Vittorio Castelli  Vittorio Castelli photo         

contact information

Distinguished Research Staff Member
Thomas J. Watson Research Center, Yorktown Heights, NY USA


Professional Associations

Professional Associations:  American Statistical Association  |  IEEE   |  Sigma Xi


My current work is in the Natural Language Processing area, and focuses on machine-learning algorithms for information extraction from text and on multilingual question answering.

I manage the to the Statistical Content Analysis group of the Multilingual NLP Technologies department, part of IBM Research AI.   I lead the Domain Adaptation subtheme of the Mastering Language theme, and co-lead the Understand Language subtheme of the Neuro-Symbolic AI theme.

Currently, my main focus area is question answering including multilingual question answering. Part of my work is in collaboration with the IBM Watson Group.   Among other customer engagements, I have worked on answering questions on legal data for an IBM customer.

You can see some of the recent work from my department here: - look for the "Research Literature Q&A service" link.  Another demo of the general QA technology can be found here:  - look for "GAAMA, an answer engine for your documents". 

I have created TechQA, a challenging dataset for question answering in the technical support domain, with a leaderboard hosted here: , and described in our paper The TechQA Dataset, accepted at ACL 2020, whose authors contributed to the dataset generation and leaderboard creation.

My theoretical work is on properties of active learning algorithms, specifically on the optimal number of labeled samples as a function of the number of unlabeled samples under broad parametric assumptions.

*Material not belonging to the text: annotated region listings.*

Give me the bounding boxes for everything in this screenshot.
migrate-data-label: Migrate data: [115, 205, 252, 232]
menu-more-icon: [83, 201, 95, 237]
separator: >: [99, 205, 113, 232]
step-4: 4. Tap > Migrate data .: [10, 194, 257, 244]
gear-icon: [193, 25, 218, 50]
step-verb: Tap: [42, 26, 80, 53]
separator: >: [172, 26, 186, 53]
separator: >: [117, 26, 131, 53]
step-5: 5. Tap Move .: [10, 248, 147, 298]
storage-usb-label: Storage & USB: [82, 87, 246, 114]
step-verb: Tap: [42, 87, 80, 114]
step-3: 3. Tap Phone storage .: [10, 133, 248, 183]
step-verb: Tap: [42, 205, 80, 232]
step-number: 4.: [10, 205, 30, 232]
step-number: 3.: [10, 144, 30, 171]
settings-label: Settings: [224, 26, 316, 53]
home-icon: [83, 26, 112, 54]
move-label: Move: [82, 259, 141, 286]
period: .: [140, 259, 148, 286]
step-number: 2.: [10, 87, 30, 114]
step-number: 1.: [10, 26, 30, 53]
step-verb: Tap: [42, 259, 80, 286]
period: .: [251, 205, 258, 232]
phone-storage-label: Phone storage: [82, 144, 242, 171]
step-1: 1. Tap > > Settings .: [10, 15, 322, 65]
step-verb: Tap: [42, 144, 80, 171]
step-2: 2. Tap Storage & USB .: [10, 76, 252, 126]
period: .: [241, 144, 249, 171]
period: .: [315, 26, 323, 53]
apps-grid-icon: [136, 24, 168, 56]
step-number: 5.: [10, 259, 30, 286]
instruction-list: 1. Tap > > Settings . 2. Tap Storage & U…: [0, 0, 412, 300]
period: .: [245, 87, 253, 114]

I mentor co-workers on developing inventive ideas into patentable inventions and I serve a the lead of a technical expert board (IDT) in IBM internal evaluation of invention disclosures in the area of Natural Language Processing, and formerly in the general area of Cognitive Computing.  The latter board has been split into multiple boards alinged with various AI disciplines.  I am also a member of IDT that evaluates inventions from our Africa Labs and.

My past work in my department was mostly focused on government projects:

I was the technical lead and principal architect for the ENEX project, which developed a system that enables users to search and browse a corpus of technical or news documents in terms of entities and and their relations.

I was the technical lead for the DELPHI consortium team that participated to the BOLT IR task in the DARPA BOLT program.  The team includes IBM as the primary and Columbia, UMASS, UMD, and Stanford as partners.  I am also the architect of the DELPHI IR system.

I worked on algorithms for the DARPA GALE Distillation task (precursor to the BOLT IR task), and in the last two years of the program I was the principal architect of the distillation system for the Rosetta consortium, lead by IBM.

My previous work at IBM has been in areas including intelligent user interfaces, autonomic computing, memory compression, statistical pattern recognition, image digital libraries, data mining, and multidimensional indexing structures.

In my spare time, I have taught Information Theory, as well as Statistical Pattern Recognition at Columbia University, through the EE department.

I served as the Watson chair of the Natural Language Processing Professional Interest Community, I am a member of the board that evaluates IBM Corporate Technical Awards (the highest technical recognition within IBM), I serve on the IBM T.J. Watson Culture Club, and I server as instructor for the Family Science Saturday program (an outreach program sponsored by the IBM T.J. Watson Research Center for fourth and fifth grade students), where I also coordinate one of the courses.